Monday, June 30, 2008

Trouble in River City Episode 5: Confidence Restored

Click here for the previous episode of Trouble . . .

When I walked into my GC’s office, she saw the signs of concern inscribed across my expression. “Superstar ?”, she asked without hesitation. “Yes”, I said. “He wants me to economically model our litigation,” the words came spilling out without any apparent exercise of volition on my part. “I have never heard of economically modeling litigation; I went to one of the best law schools in the country and I have never heard of it. I have a lot of CLE, I have simply never heard of it.

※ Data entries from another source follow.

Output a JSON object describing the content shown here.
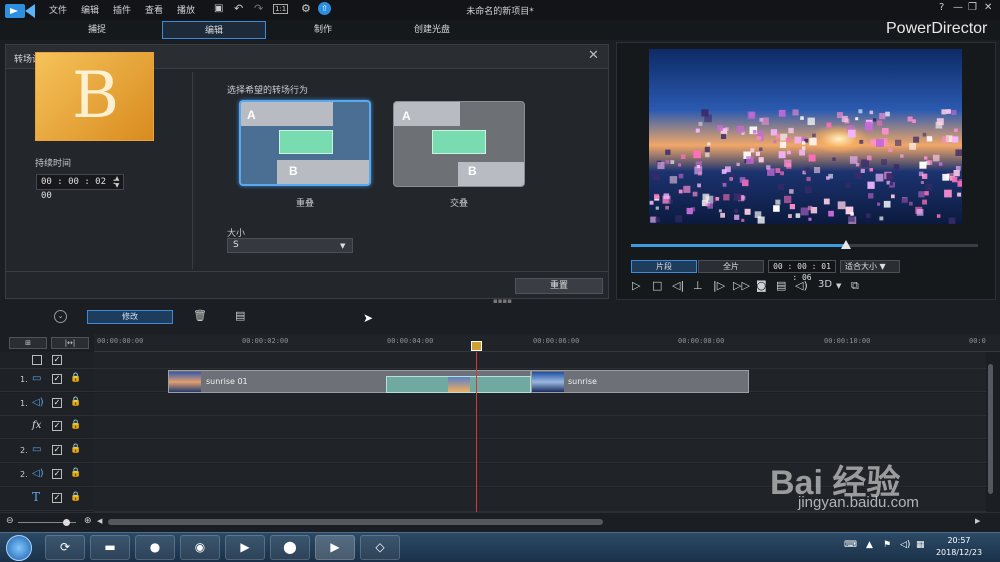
{
  "menu": [
    "文件",
    "编辑",
    "插件",
    "查看",
    "播放"
  ],
  "window": {
    "title": "未命名的新项目*",
    "zoom_icon_label": "1:1"
  },
  "modes": [
    "捕捉",
    "编辑",
    "制作",
    "创建光盘"
  ],
  "active_mode": "编辑",
  "brand": "PowerDirector",
  "transition_panel": {
    "title": "转场设置",
    "thumb_letter": "B",
    "duration_label": "持续时间",
    "duration_value": "00 : 00 : 02 : 00",
    "behavior_label": "选择希望的转场行为",
    "behaviors": [
      {
        "name": "重叠",
        "a": "A",
        "b": "B",
        "selected": true
      },
      {
        "name": "交叠",
        "a": "A",
        "b": "B",
        "selected": false
      }
    ],
    "size_label": "大小",
    "size_value": "S",
    "reset_label": "重置"
  },
  "preview": {
    "progress": 0.62,
    "clip_tab": "片段",
    "movie_tab": "全片",
    "timecode": "00 : 00 : 01 : 06",
    "fit_label": "适合大小",
    "mode_3d": "3D"
  },
  "toolbar": {
    "modify_label": "修改"
  },
  "timeline": {
    "ticks": [
      "00:00:00:00",
      "00:00:02:00",
      "00:00:04:00",
      "00:00:06:00",
      "00:00:08:00",
      "00:00:10:00",
      "00:0"
    ],
    "tracks": [
      {
        "num": "",
        "type": "all"
      },
      {
        "num": "1.",
        "type": "video"
      },
      {
        "num": "1.",
        "type": "audio"
      },
      {
        "num": "",
        "type": "fx"
      },
      {
        "num": "2.",
        "type": "video"
      },
      {
        "num": "2.",
        "type": "audio"
      },
      {
        "num": "",
        "type": "title"
      }
    ],
    "clips": [
      {
        "label": "sunrise 01"
      },
      {
        "label": "sunrise"
      }
    ]
  },
  "taskbar": {
    "time": "20:57",
    "date": "2018/12/23"
  },
  "watermark": {
    "text": "Bai 经验",
    "url": "jingyan.baidu.com"
  }
}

I heard of ADR, mediation, arbitration, third party neutrals, and I got A’s in civil procedure and federal jurisdiction—I have simply never heard of economically modeling cases”.

“Don’t worry,” she said, “I haven’t either”. “But I have heard that since Superstar has come back from the MBA program at this local University, he has appeared to have acquired a number of new notions about the law and lawyers—it is a passing fad. These unusual ideas have not made their way into any of the well known, established schools. Moreover, I am sure that there is a simple explanation that we can get from Professor Prestige, at my law school. He wrote the authoritative case book on civil procedure. I have remained in touch and we can call him and get an explanation; I will help you prepare your response to Superstar.”

Professor Prestige had a national reputation. He was often a talking face on TV and sought out by the media to opine on noteworthy litigation. His case book, The Essentials of Civil Procedure, had become the standard text around the country and was in its fourth addition.

My CG placed a conference call. “Nonsense,” said Professor Prestige, “Economically modeling cases—never heard of such a thing.” The imperial tone of his response gave one a sense of confidence. As the conversation was ending, Professor Prestige, was complementing my GC on her career: “Well Ms. Ruddock (he was known for addressing everyone in this formal manner; it distanced him from his students) you have had quite a successful career. If you are near the Law School be sure to stop by; we would love to have you talk to the students.”

As the conversation was ending, I said automatically, “Professor how many cases have you actually tried?” The question was like sending an electric shock. ‘Tried!” said the Professor with the most imperial tone of the entire conversation. “I study the law and I am up to date with every reported appellate case on civil procedure,” he said in manner the suggested that further conversation on this topic was not welcome.